The White House's official statement on the executive order, titled "Promoting Efficient Spending," doesn't help. While it may not use the four-letter word, their phrasing is nearly as bad: "Extraneous Promotional Items." Who is going to read that and think promotions are anything but extraneous?
Government waste is bad; I don't think anyone would disagree with that. The problem is, these stories call promotional products waste, and make them the bad guy. And those writers think it's a guilt-free bad guy, because waste is always bad, right?
You and I understand it's not waste, of course. Refrigerator magnets with emergency phone numbers aren't a waste. Pens imprinted with helpful government website addresses aren't a waste. But a reader browsing headlines, and seeing "swag," may not know that.
The news also shows a lack of basic understanding regarding the industry. This quote, from a Washington Post blog, says it all: "The swag cutback, unlike what the GOP styles as Obama's 'job-killing' regulations, will have virtually no effect on American jobs. That's because most all of this stuff, even down to our official CIA baseball cap, is made in China."
Even if most all of those products are made in China, which they're not, that mentality ignores the jobs of American distributors, decorators, importers and shippers. It ignores the American marketers who use promotional products to inform, the nonprofits who need them to generate support, and the magazines like this one that focus exclusively on the industry. Tell each of them that the regulation will have no effect on their jobs.
It all betrays a gross misunderstanding of what the promotional marketing industry is, and that misunderstanding is pervasive. Many people think promotional products equals free, and free equals valueless. That's why I think this is an image issue. Audiences focus too much on the physical stuff, which is free, and not on why they are receiving it, which is where the value is found.

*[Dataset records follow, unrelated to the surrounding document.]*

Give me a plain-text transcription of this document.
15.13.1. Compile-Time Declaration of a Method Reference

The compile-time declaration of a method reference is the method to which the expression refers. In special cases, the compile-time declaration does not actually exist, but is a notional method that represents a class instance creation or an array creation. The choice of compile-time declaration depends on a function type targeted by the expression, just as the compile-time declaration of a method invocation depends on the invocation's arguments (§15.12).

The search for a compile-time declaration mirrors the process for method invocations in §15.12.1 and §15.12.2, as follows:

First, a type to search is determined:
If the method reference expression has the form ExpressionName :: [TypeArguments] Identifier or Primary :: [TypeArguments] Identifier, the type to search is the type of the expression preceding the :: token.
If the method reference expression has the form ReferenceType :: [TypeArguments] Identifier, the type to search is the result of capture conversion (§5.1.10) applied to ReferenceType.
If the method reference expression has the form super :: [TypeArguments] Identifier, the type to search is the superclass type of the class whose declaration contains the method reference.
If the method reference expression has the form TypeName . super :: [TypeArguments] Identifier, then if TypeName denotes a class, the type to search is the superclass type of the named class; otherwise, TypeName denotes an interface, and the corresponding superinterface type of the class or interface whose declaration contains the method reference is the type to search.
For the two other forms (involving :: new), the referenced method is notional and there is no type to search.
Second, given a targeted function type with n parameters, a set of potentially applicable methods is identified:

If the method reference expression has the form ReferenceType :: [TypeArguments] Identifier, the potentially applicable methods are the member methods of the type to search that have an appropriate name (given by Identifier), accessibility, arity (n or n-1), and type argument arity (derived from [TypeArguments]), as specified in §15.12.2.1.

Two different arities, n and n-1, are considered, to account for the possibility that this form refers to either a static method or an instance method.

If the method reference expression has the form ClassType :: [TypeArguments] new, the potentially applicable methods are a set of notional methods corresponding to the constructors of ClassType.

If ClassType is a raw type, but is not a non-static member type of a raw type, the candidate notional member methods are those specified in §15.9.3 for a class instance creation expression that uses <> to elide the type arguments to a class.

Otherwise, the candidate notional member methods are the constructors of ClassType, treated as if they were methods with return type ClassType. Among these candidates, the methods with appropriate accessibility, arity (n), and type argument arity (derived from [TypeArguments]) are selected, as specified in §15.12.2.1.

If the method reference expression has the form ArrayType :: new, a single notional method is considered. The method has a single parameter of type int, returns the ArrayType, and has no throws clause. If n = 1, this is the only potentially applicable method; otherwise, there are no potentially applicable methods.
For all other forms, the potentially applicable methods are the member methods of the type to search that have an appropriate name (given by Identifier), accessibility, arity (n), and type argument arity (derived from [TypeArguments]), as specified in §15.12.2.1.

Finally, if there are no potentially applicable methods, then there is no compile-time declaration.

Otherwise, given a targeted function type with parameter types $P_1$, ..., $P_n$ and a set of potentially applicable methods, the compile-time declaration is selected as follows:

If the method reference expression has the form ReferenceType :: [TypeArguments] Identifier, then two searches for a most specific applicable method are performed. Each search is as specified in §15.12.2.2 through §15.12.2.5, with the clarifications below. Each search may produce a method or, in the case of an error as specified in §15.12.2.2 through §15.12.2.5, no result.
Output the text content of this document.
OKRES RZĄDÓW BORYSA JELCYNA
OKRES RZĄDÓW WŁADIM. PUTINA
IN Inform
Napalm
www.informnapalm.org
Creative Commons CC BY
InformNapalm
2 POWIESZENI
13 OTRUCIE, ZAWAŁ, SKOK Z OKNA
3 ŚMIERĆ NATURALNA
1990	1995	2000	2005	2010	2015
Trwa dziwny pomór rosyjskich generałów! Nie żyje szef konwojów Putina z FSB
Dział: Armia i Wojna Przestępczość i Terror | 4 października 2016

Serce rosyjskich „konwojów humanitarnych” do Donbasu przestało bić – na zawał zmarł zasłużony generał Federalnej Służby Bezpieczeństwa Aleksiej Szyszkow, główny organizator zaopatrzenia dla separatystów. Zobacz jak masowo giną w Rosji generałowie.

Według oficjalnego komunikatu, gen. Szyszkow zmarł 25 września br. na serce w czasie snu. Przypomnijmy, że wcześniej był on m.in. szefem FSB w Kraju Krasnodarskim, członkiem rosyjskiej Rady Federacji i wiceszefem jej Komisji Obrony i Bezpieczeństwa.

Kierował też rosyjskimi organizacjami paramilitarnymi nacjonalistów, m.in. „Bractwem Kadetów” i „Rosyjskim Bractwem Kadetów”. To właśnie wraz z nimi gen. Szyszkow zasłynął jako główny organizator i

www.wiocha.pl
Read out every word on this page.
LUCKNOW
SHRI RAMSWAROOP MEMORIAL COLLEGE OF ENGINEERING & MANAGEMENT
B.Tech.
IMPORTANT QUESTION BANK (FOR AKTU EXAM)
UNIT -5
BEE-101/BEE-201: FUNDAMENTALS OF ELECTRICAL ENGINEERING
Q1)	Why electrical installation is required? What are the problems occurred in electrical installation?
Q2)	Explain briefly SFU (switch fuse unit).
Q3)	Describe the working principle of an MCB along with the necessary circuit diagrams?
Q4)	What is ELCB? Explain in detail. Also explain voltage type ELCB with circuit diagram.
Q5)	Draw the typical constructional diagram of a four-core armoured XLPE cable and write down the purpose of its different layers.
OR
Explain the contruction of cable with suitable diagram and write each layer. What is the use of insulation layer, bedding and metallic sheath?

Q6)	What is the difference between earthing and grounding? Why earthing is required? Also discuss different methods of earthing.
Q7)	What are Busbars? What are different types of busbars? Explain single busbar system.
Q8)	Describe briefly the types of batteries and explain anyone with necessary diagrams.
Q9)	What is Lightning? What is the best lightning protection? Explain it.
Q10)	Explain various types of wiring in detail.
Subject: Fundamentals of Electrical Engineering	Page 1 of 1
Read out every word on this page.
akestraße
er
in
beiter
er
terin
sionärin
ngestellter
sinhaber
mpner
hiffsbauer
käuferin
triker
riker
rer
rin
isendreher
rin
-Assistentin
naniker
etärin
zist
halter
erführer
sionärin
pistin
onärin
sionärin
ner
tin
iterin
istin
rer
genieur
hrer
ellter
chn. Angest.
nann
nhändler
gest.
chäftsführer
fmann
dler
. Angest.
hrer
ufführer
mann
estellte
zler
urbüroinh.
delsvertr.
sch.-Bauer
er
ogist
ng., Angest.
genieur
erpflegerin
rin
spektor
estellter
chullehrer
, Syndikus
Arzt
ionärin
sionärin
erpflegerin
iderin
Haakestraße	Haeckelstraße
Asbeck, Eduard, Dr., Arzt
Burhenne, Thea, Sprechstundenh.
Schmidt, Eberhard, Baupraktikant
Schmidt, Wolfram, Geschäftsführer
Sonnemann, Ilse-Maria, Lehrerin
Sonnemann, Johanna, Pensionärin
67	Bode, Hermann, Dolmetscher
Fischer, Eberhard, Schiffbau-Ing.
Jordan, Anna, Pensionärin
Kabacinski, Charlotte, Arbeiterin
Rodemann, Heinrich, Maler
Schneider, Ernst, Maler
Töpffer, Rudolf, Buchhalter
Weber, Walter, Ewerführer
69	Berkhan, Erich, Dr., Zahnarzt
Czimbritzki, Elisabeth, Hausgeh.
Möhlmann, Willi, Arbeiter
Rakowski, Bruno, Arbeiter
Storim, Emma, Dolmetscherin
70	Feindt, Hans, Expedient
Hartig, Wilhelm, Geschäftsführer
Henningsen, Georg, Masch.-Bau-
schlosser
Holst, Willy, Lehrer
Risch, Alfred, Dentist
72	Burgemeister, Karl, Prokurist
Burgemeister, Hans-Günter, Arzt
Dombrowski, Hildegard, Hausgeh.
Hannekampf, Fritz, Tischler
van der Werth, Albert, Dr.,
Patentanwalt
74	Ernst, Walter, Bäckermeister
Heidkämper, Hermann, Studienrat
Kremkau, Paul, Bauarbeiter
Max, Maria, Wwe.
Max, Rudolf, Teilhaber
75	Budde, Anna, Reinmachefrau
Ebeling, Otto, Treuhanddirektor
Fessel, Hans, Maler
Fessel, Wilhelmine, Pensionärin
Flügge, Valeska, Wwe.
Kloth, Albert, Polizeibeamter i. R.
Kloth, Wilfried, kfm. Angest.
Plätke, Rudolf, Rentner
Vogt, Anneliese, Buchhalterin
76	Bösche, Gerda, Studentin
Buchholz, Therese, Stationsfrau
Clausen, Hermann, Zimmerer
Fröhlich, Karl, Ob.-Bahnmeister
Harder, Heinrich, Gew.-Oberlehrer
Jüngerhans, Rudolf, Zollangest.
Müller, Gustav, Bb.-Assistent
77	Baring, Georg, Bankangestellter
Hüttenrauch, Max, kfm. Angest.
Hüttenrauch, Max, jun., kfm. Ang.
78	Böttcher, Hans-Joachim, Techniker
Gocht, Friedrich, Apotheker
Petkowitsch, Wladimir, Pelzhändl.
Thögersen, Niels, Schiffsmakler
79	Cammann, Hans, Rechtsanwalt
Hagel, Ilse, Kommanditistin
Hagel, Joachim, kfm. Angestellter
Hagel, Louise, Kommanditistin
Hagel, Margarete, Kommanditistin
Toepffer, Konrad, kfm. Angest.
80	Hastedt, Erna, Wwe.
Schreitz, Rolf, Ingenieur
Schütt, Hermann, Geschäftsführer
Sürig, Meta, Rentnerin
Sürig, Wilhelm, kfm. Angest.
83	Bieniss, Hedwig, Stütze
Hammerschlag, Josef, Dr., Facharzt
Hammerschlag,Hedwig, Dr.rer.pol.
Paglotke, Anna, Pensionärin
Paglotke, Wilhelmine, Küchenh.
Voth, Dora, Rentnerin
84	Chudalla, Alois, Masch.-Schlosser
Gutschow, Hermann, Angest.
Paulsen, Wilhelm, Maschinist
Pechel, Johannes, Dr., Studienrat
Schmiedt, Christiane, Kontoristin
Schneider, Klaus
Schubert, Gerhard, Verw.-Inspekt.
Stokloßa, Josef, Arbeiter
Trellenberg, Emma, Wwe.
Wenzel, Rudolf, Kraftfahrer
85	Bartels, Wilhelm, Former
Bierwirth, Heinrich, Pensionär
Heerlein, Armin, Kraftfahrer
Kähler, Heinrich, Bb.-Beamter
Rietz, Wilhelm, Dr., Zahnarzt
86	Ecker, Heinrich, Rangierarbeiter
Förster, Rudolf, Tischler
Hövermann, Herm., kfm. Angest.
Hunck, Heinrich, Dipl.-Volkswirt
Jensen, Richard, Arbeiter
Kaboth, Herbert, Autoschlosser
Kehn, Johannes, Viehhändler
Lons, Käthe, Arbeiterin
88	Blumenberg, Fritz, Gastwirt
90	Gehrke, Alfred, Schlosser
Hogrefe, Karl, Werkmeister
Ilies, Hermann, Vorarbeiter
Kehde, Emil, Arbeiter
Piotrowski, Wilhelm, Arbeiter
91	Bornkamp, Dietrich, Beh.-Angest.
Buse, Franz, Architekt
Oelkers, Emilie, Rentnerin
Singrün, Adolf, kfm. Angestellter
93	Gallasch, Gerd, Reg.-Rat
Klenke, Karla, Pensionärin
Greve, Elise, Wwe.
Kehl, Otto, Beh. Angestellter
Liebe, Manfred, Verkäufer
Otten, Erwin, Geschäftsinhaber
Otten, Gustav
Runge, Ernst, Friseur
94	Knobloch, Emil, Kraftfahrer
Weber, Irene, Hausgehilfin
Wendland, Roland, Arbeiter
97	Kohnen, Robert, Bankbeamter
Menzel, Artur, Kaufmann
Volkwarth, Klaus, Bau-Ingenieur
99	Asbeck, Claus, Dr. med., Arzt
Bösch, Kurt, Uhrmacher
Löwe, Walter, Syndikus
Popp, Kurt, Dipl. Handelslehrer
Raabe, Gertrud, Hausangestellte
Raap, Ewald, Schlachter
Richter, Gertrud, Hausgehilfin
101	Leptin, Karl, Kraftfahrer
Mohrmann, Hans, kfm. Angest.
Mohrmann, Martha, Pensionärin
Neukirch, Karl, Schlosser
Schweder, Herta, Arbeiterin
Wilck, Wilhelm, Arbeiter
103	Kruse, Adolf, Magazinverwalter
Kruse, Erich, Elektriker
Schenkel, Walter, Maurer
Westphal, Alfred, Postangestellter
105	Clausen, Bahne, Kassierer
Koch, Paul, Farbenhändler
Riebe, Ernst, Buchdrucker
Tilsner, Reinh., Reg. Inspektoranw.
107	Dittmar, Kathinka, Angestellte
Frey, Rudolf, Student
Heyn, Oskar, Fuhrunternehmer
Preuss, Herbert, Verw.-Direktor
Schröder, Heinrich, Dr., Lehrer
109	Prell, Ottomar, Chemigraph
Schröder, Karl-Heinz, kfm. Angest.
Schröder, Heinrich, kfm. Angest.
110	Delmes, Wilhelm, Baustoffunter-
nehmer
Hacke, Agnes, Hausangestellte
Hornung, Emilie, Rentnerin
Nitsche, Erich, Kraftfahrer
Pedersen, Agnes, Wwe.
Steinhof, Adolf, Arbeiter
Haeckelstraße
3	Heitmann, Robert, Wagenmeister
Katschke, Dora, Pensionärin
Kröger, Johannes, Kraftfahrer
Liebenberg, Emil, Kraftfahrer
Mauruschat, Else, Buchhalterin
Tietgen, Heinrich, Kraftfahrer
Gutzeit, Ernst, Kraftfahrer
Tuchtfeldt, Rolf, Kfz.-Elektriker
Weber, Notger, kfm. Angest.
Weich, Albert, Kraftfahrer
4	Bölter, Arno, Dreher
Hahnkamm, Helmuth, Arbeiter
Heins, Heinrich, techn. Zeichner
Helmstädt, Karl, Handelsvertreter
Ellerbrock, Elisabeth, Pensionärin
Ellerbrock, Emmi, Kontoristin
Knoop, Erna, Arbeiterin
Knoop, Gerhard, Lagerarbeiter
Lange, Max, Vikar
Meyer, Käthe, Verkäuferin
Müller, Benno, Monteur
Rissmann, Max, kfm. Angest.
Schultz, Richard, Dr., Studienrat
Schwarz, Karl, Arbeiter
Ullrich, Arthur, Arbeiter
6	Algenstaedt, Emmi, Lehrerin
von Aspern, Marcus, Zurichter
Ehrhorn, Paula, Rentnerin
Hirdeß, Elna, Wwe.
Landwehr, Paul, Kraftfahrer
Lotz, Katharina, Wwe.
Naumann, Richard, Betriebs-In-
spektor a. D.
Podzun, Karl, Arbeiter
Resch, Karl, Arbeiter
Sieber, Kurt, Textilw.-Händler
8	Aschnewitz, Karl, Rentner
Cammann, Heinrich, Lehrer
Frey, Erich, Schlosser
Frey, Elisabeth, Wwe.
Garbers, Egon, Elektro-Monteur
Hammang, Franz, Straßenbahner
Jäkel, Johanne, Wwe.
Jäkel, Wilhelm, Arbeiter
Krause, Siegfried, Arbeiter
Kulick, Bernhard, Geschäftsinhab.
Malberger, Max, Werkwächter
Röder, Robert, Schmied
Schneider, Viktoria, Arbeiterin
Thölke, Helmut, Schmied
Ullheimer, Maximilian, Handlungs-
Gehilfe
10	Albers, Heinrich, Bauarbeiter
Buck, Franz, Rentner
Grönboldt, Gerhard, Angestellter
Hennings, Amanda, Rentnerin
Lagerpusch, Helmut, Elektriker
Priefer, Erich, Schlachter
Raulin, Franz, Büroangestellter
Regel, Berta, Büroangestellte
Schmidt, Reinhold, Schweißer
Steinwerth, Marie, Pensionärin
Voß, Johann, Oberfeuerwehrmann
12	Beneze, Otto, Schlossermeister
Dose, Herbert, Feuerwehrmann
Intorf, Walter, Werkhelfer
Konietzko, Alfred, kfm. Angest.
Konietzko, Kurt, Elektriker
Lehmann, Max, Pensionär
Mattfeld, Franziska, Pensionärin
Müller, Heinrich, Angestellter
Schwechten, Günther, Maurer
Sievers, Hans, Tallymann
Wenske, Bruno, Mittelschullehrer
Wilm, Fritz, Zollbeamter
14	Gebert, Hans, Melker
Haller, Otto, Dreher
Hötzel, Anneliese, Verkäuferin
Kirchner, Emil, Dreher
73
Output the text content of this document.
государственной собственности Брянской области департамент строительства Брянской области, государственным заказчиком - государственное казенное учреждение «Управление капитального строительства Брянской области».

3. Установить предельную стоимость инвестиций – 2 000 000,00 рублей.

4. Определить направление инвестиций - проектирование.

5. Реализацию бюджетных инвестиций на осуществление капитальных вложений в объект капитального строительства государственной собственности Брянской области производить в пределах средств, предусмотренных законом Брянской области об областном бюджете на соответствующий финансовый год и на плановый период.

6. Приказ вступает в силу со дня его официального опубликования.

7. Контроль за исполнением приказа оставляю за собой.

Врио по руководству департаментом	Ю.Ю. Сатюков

Fortunately, one thing this industry knows is getting a message out. From PPAI sending a petition to the president to suppliers and distributors speaking to the press, there's a push back against this misrepresentation. Will it result in Obama reversing his executive order? No. But if it puts a human, American face on the industry, and teaches what promotional products can actually do, then hopefully some benefit can be had. At the very least, maybe we can get people to stop using that bad word.